Actress Stephanie Hsu in the Marvel movie Shang Chi and the Legend of the Ten Rings

For Stephanie Hsu's role in the cast of Everything Everywhere All at Once, Hsu replaced her Shang-Chi co-star and real-life friend Awkwafina, who was originally cast in the movie before having to drop out due to scheduling conflicts. The opportunity to take over such a significant film role from someone as established and broadly prolific as Awkwafina certainly presented Hsu the chance to break out as a movie star. But it also could have been a daunting task trying to live up to any comparison. Hsu succeeds in overcoming the latter, delivering as complex and extravagant a performance as might have been seen from the star of The Farewell and Crazy Rich Asians, and now she deserves for the former to happen as well.

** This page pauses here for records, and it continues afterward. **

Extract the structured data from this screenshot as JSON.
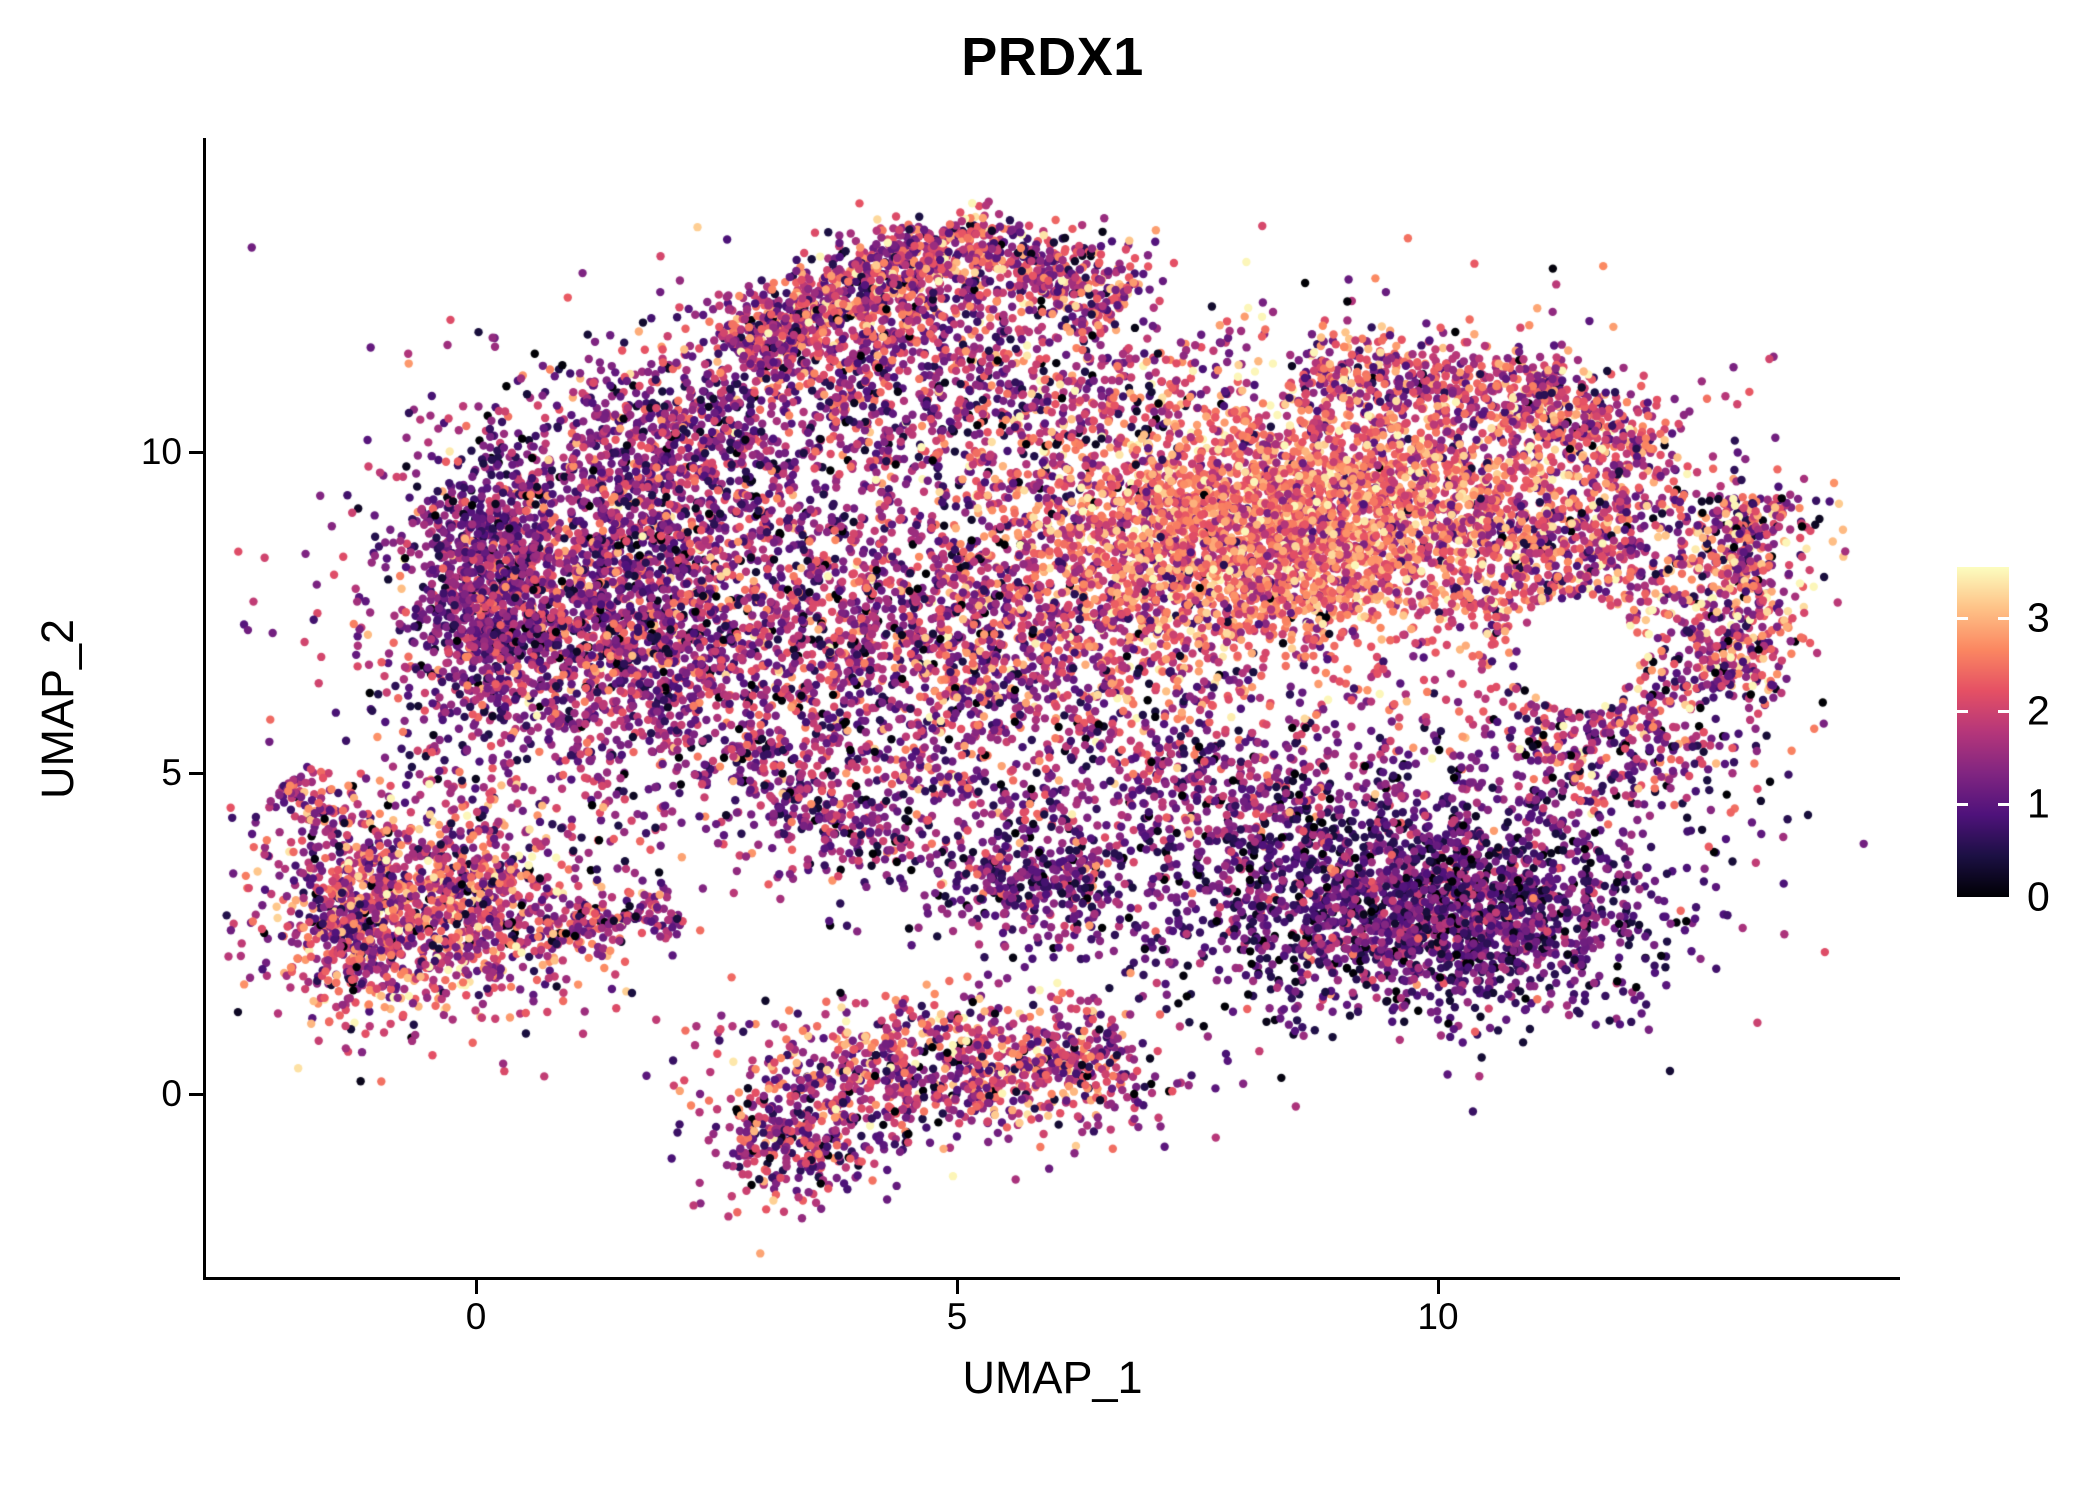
{
  "chart_data": {
    "type": "scatter",
    "title": "PRDX1",
    "xlabel": "UMAP_1",
    "ylabel": "UMAP_2",
    "x_ticks": [
      0,
      5,
      10
    ],
    "y_ticks": [
      0,
      5,
      10
    ],
    "x_range": [
      -2.8,
      14.8
    ],
    "y_range": [
      -2.9,
      14.2
    ],
    "grid": false,
    "legend": {
      "position": "right",
      "ticks": [
        0,
        1,
        2,
        3
      ],
      "vmin": 0,
      "vmax": 3.55
    },
    "colormap": {
      "name": "magma",
      "stops": [
        "#000004",
        "#1c1044",
        "#4f127b",
        "#812581",
        "#b5367a",
        "#e55064",
        "#fb8761",
        "#fec287",
        "#fcfdbf"
      ]
    },
    "point_radius_px": 4.2,
    "seed": 42,
    "hole": {
      "cx": 11.45,
      "cy": 6.85,
      "rx": 0.62,
      "ry": 0.9
    },
    "clusters": [
      {
        "name": "left-lobe",
        "shape": "gauss",
        "cx": 1.3,
        "cy": 7.6,
        "sx": 1.15,
        "sy": 1.5,
        "n": 2600,
        "expr": [
          1.4,
          0.75
        ]
      },
      {
        "name": "left-edge-dense",
        "shape": "gauss",
        "cx": 0.1,
        "cy": 8.0,
        "sx": 0.35,
        "sy": 0.95,
        "n": 600,
        "expr": [
          1.2,
          0.6
        ]
      },
      {
        "name": "left-top",
        "shape": "gauss",
        "cx": 2.3,
        "cy": 10.2,
        "sx": 0.8,
        "sy": 0.8,
        "n": 600,
        "expr": [
          1.4,
          0.7
        ]
      },
      {
        "name": "top-arm-a",
        "shape": "strip",
        "x1": 2.7,
        "y1": 11.6,
        "x2": 4.8,
        "y2": 13.3,
        "w": 0.28,
        "n": 650,
        "expr": [
          1.8,
          0.8
        ]
      },
      {
        "name": "top-arm-scatter",
        "shape": "strip",
        "x1": 3.0,
        "y1": 11.1,
        "x2": 5.2,
        "y2": 12.6,
        "w": 0.55,
        "n": 350,
        "expr": [
          1.6,
          0.8
        ]
      },
      {
        "name": "top-arm-b",
        "shape": "strip",
        "x1": 4.8,
        "y1": 13.35,
        "x2": 6.8,
        "y2": 12.4,
        "w": 0.32,
        "n": 450,
        "expr": [
          1.8,
          0.8
        ]
      },
      {
        "name": "upper-mid",
        "shape": "gauss",
        "cx": 5.3,
        "cy": 10.8,
        "sx": 1.3,
        "sy": 0.95,
        "n": 900,
        "expr": [
          1.5,
          0.8
        ]
      },
      {
        "name": "mid-band",
        "shape": "gauss",
        "cx": 5.0,
        "cy": 7.0,
        "sx": 1.6,
        "sy": 1.15,
        "n": 1700,
        "expr": [
          1.6,
          0.8
        ]
      },
      {
        "name": "core-high",
        "shape": "gauss",
        "cx": 7.9,
        "cy": 8.7,
        "sx": 1.2,
        "sy": 0.95,
        "n": 2400,
        "expr": [
          2.5,
          0.55
        ]
      },
      {
        "name": "core-right",
        "shape": "gauss",
        "cx": 9.6,
        "cy": 9.3,
        "sx": 1.0,
        "sy": 0.85,
        "n": 1000,
        "expr": [
          2.3,
          0.6
        ]
      },
      {
        "name": "top-right-arc",
        "shape": "strip",
        "x1": 8.6,
        "y1": 11.2,
        "x2": 11.3,
        "y2": 10.9,
        "w": 0.4,
        "n": 450,
        "expr": [
          1.9,
          0.8
        ]
      },
      {
        "name": "top-right-edge",
        "shape": "strip",
        "x1": 10.9,
        "y1": 11.0,
        "x2": 12.2,
        "y2": 9.9,
        "w": 0.35,
        "n": 250,
        "expr": [
          1.9,
          0.8
        ]
      },
      {
        "name": "right-lobe",
        "shape": "gauss",
        "cx": 11.4,
        "cy": 8.4,
        "sx": 1.05,
        "sy": 1.15,
        "n": 1100,
        "expr": [
          1.9,
          0.85
        ]
      },
      {
        "name": "right-edge",
        "shape": "strip",
        "x1": 13.05,
        "y1": 6.3,
        "x2": 13.2,
        "y2": 9.3,
        "w": 0.3,
        "n": 450,
        "expr": [
          1.9,
          1.0
        ]
      },
      {
        "name": "right-lower",
        "shape": "gauss",
        "cx": 11.9,
        "cy": 5.6,
        "sx": 0.8,
        "sy": 0.7,
        "n": 450,
        "expr": [
          1.5,
          0.9
        ]
      },
      {
        "name": "bottom-right-lobe",
        "shape": "gauss",
        "cx": 9.6,
        "cy": 3.1,
        "sx": 1.35,
        "sy": 0.95,
        "n": 2000,
        "expr": [
          1.0,
          0.6
        ]
      },
      {
        "name": "bottom-right-dense",
        "shape": "gauss",
        "cx": 10.6,
        "cy": 2.6,
        "sx": 0.7,
        "sy": 0.6,
        "n": 500,
        "expr": [
          0.9,
          0.5
        ]
      },
      {
        "name": "br-connector",
        "shape": "gauss",
        "cx": 7.6,
        "cy": 4.9,
        "sx": 0.9,
        "sy": 0.6,
        "n": 350,
        "expr": [
          1.3,
          0.7
        ]
      },
      {
        "name": "left-island",
        "shape": "gauss",
        "cx": -0.45,
        "cy": 2.9,
        "sx": 0.9,
        "sy": 0.85,
        "n": 1300,
        "expr": [
          1.8,
          0.85
        ]
      },
      {
        "name": "left-island-edge",
        "shape": "gauss",
        "cx": -1.3,
        "cy": 2.6,
        "sx": 0.3,
        "sy": 0.7,
        "n": 250,
        "expr": [
          1.7,
          0.8
        ]
      },
      {
        "name": "left-island-arm",
        "shape": "strip",
        "x1": -1.95,
        "y1": 4.9,
        "x2": -1.55,
        "y2": 4.1,
        "w": 0.18,
        "n": 80,
        "expr": [
          1.6,
          0.7
        ]
      },
      {
        "name": "island-bridge",
        "shape": "strip",
        "x1": 0.7,
        "y1": 2.55,
        "x2": 2.1,
        "y2": 2.9,
        "w": 0.18,
        "n": 130,
        "expr": [
          1.5,
          0.8
        ]
      },
      {
        "name": "bottom-cluster",
        "shape": "gauss",
        "cx": 4.9,
        "cy": 0.35,
        "sx": 1.05,
        "sy": 0.55,
        "n": 800,
        "expr": [
          1.7,
          0.85
        ]
      },
      {
        "name": "bottom-tail",
        "shape": "gauss",
        "cx": 3.3,
        "cy": -0.7,
        "sx": 0.45,
        "sy": 0.5,
        "n": 300,
        "expr": [
          1.5,
          0.8
        ]
      },
      {
        "name": "bottom-right-tip",
        "shape": "gauss",
        "cx": 6.2,
        "cy": 0.6,
        "sx": 0.3,
        "sy": 0.5,
        "n": 150,
        "expr": [
          1.9,
          0.8
        ]
      },
      {
        "name": "mid-sparse",
        "shape": "gauss",
        "cx": 4.3,
        "cy": 4.4,
        "sx": 1.2,
        "sy": 0.7,
        "n": 280,
        "expr": [
          1.2,
          0.7
        ]
      },
      {
        "name": "diag-trail",
        "shape": "strip",
        "x1": 2.6,
        "y1": 5.4,
        "x2": 4.3,
        "y2": 3.7,
        "w": 0.3,
        "n": 200,
        "expr": [
          1.3,
          0.7
        ]
      },
      {
        "name": "lower-mid-clump",
        "shape": "gauss",
        "cx": 5.8,
        "cy": 3.3,
        "sx": 0.55,
        "sy": 0.45,
        "n": 350,
        "expr": [
          1.2,
          0.6
        ]
      },
      {
        "name": "blob-noise",
        "shape": "gauss",
        "cx": 6.5,
        "cy": 8.5,
        "sx": 3.0,
        "sy": 2.3,
        "n": 700,
        "expr": [
          1.7,
          0.9
        ]
      }
    ]
  }
}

As Joy in Everything Everywhere All at Once, Hsu essentially plays two characters. There's the real world version of Evelyn's daughter, which called for a more emotional and dramatic performance, and the multiversal villain Jobu Tupaki, a potentially evil version of Joy from another universe. For this sort of movie, with its cartoonish action and out-there science fiction plot, over-the-top performances are what stick with viewers after they leave the theater. Hsu's work as Jobu Tupaki, which consists of many extreme costume changes and other bizarre transformations as well as a good deal of villainous grandstanding, sometimes ridiculously wielding sex toys as weapons, is absolutely spectacular: flashy, funny, fabulous. The performance is all the more noteworthy because her excessive scene-chewing as Jobu Tupaki contrasts so strikingly against the grounded act she puts on as Joy.

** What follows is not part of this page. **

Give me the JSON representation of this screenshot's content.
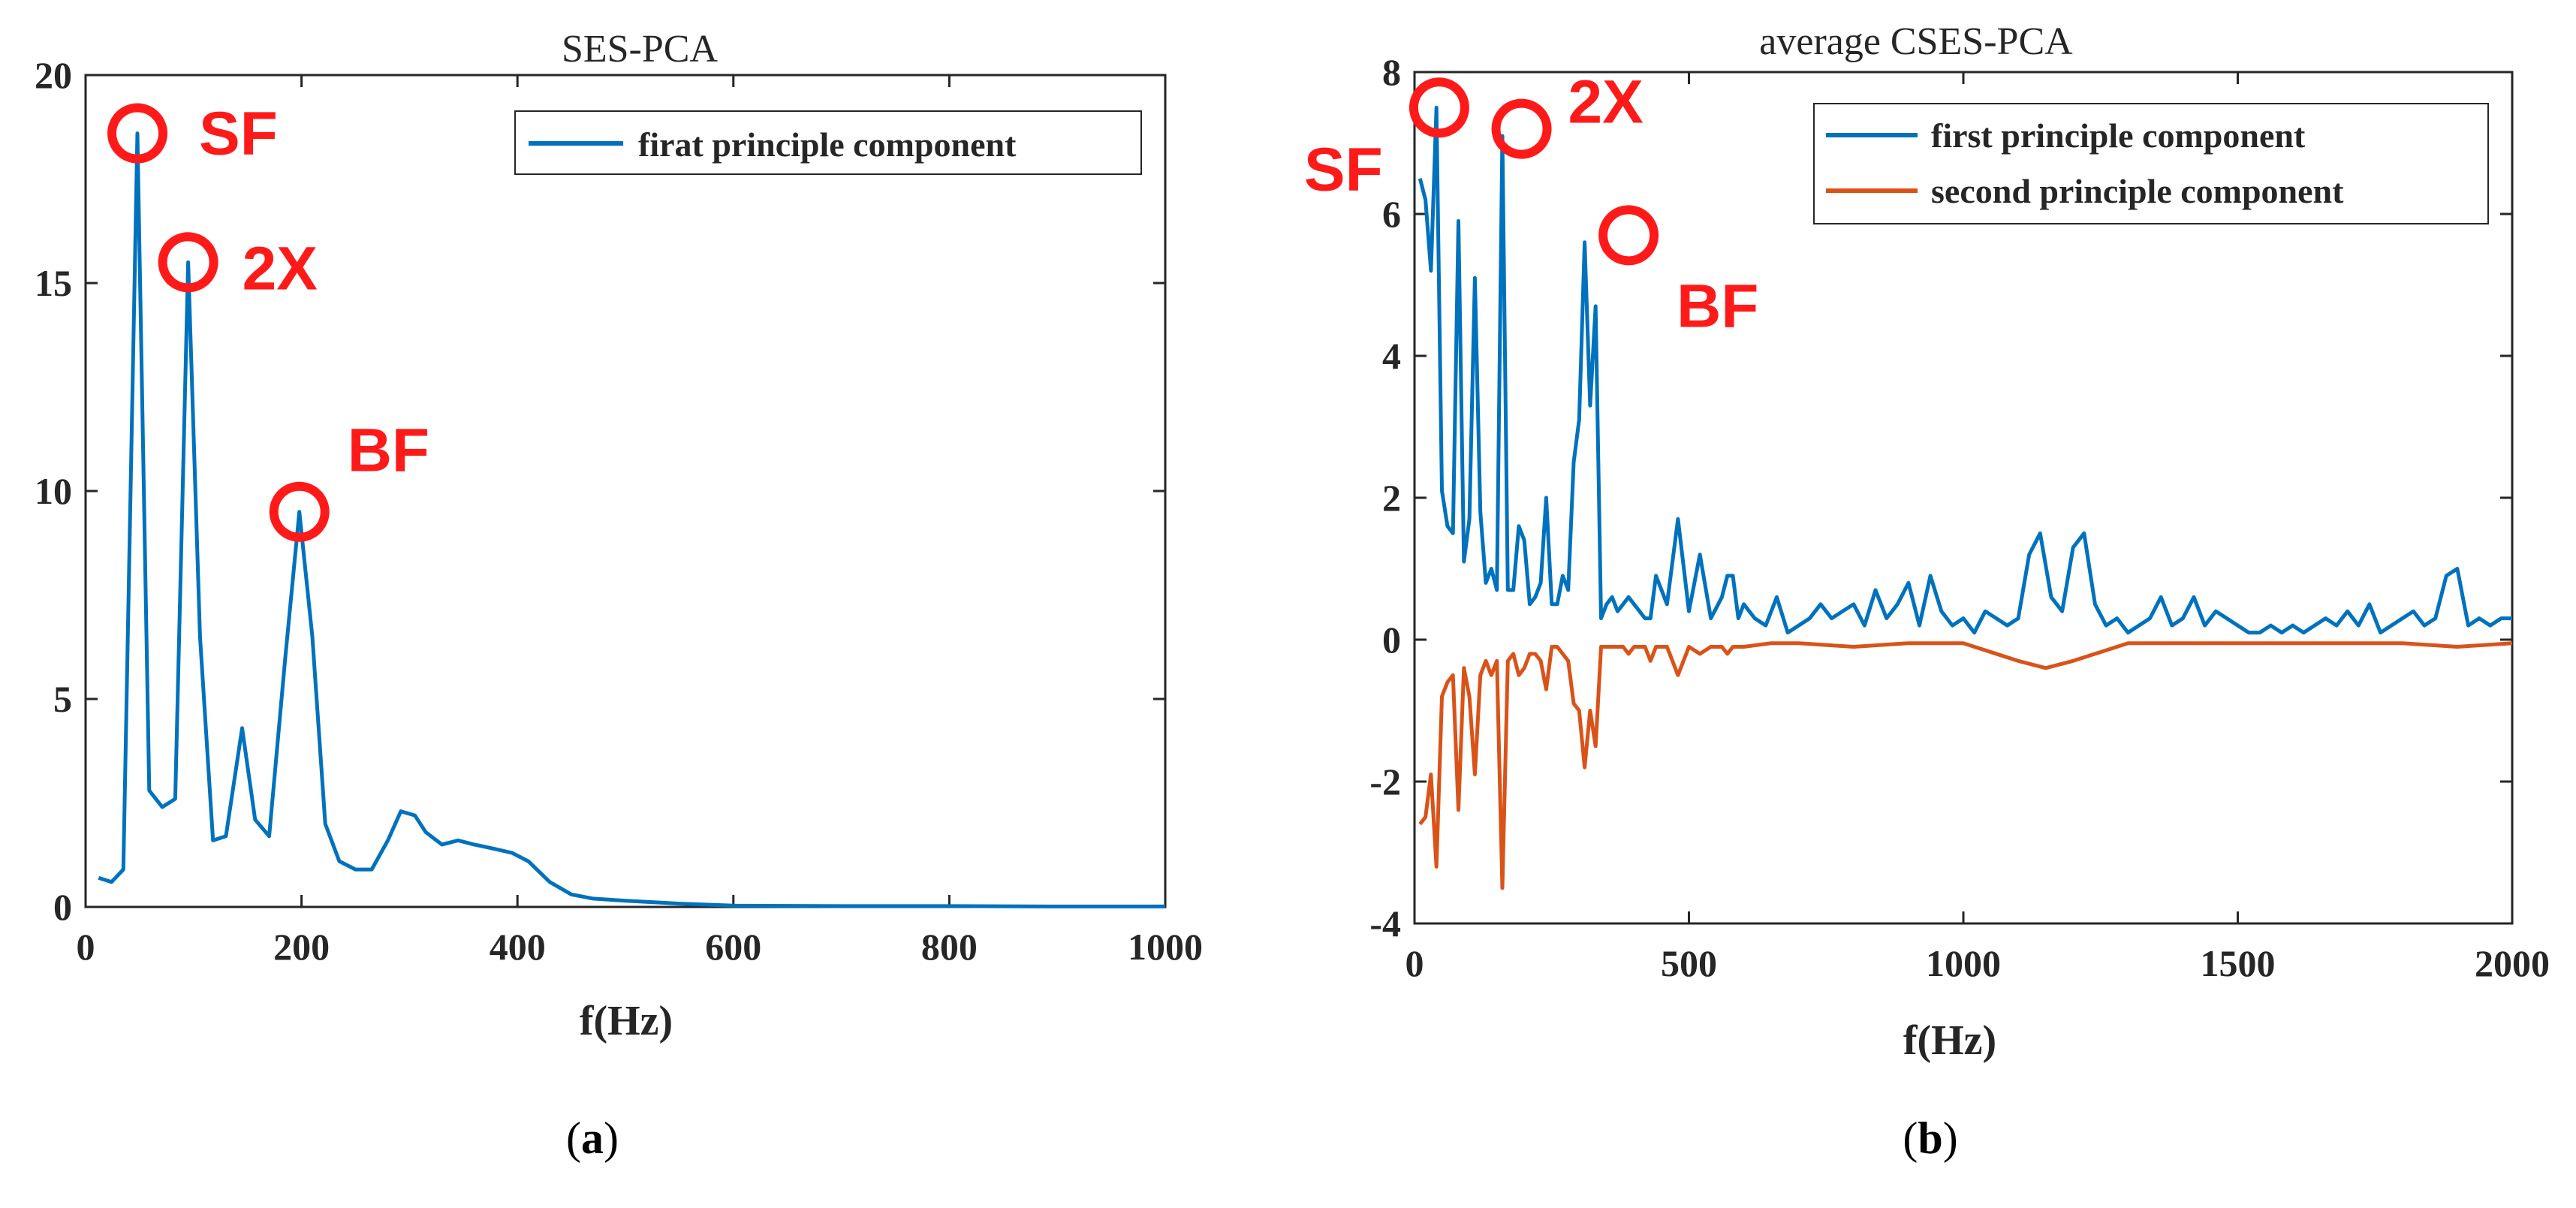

Stephanie Hsu's Oscar Nomination And Career Future

Joy Wang driving her car in Everything Everywhere All At Once

While Hsu had a steadily growing filmography before Everything Everywhere All At Once, Hsu's role as Joy/Jobu Tupaki being nominated for Best Performance by an Actress in a Supporting Role — her first Oscar nomination — means that bigger opportunities are on the way for the star. In addition to her expected return as Mei in The Marvelous Mrs. Maisel season 5, the actress will continue her transition to movie stardom with a couple of film gigs.

In 2022, she wrapped on a major role in the still-untitled directorial debut of Crazy Rich Asians and Raya and the Last Dragon screenwriter Adele Lim. The upcoming comedy follows four Asian-American women as they bond during a trip to find one of their birth mothers. She can also be heard voicing a character in the Netflix animated feature The Monkey King, due this year. Combined with the Oscar buzz surrounding Everything Everywhere All at Once, Stephanie Hsu definitely seems to have a bright future ahead of her.